Uber has reacted to that lawsuit, and as The Hill reported last week:
Uber also said the three plaintiffs did not represent the majority of drivers, who the company said appreciated working as contractors.
"Plaintiffs, three individual drivers, seek an outcome that many, if not most, proposed class members oppose — a classwide determination that would destroy the very independence and flexibility that countless drivers love about Uber," the company said in its filing with the court.
To bolster its case, Uber submitted declarations made by more than 400 drivers who support their contractor status.
"I extremely value the flexibility that Uber gives me because for the last 30 years I've worked independently," said Larry Adams, who drives in the San Francisco Bay Area. "I worked briefly on an employee basis and I didn't like the control the employer had over me."
The company also submitted to the court testimony from a University of California, Berkeley, economist Justin McCrary — who examined the declarations made by the drivers.
"Each driver's relationship with Uber is unique," he wrote. "This is not unexpected; indeed, I am not aware of any evidence that Uber exercises control uniformly, reserves the right of control uniformly, or has any uniform policy describing control over the physical conduct of drivers' work."
Clinton and the Democrats need to realize that these services are generating at least half a billion in income for the over 160,000 Americans who choose to be drivers, as well as adding unquantifiable but huge improvements in the quality of life of the services' customers. Research shows that about a quarter have Uber as their sole source of income, and only 8 percent were unemployed entirely before starting with Uber.
Because of the manifold advantages to drivers and customers, they are quite popular with a class of urban professionals the Democrats should not go out of their way to alienate.

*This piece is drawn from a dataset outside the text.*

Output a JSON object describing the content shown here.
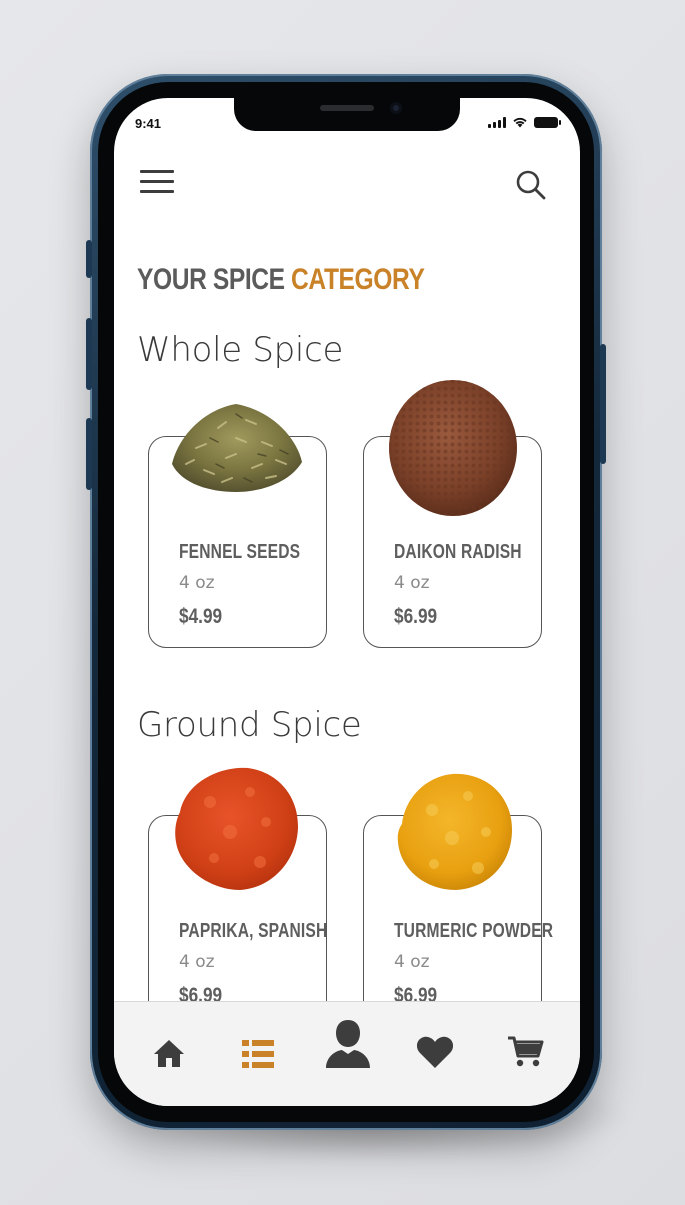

While I am not a programmer and cannot speak authoritatively to the technological possiblities, if a more decentralized and peer-to-peer system of connected peer-rated service providers and customers with rides (or anything else) is possible, one that merely skims something more like micropayments (or perhaps even just a one-time app purchase or membership fee) rather than a hefty 20 percent of the payments, it will eventually drive your Ubers and Lyfts off the stage as they will, if allowed to, drive the traditional regulated taxi model off the stage.
It's a radically uncertain world for everyone but consumers out there, and no one can consider market control or profits a given minus political clout. But we are all consumers, and progress toward getting human needs met easier and cheaper is a good thing, even if Clinton doesn't quite grok that and thinks her would-be voters don't either.
But "cheaper" will often mean that profits that used to be readily available to concentrated interests (whether "big corporate" or individual provider) won't be available anymore. For Hillary and the Democrats to fight on the side of those concentrated interests is as pure an example of being on the "wrong side of history" and progress as one could imagine.
Everything about techno-modernity is moving toward things being cheaper and more widely and easily available to consumers, as long as people like Hillary Clinton don't stand in the way.
Hillary's anti-"gig economy" stance is alas probably going to be a decent selling point for her for some, especially for the vast majority who don't work such jobs, relying on a basic "let's help the little guy" desire to make corporations give more and the ol' working (wo)man to get more.
But that basic motivation can led to all sort of mischief and lost opportunities for would-be workers and frustrated customers.
Bonus awful Uber and politics story of today: Los Angeles cops are actively wasting time entrapping Uber drivers by tricking them into accepting illegal instant street flag ride requests, as opposed to the legal-in-California use of the app. Appallingly stupid waste of police time.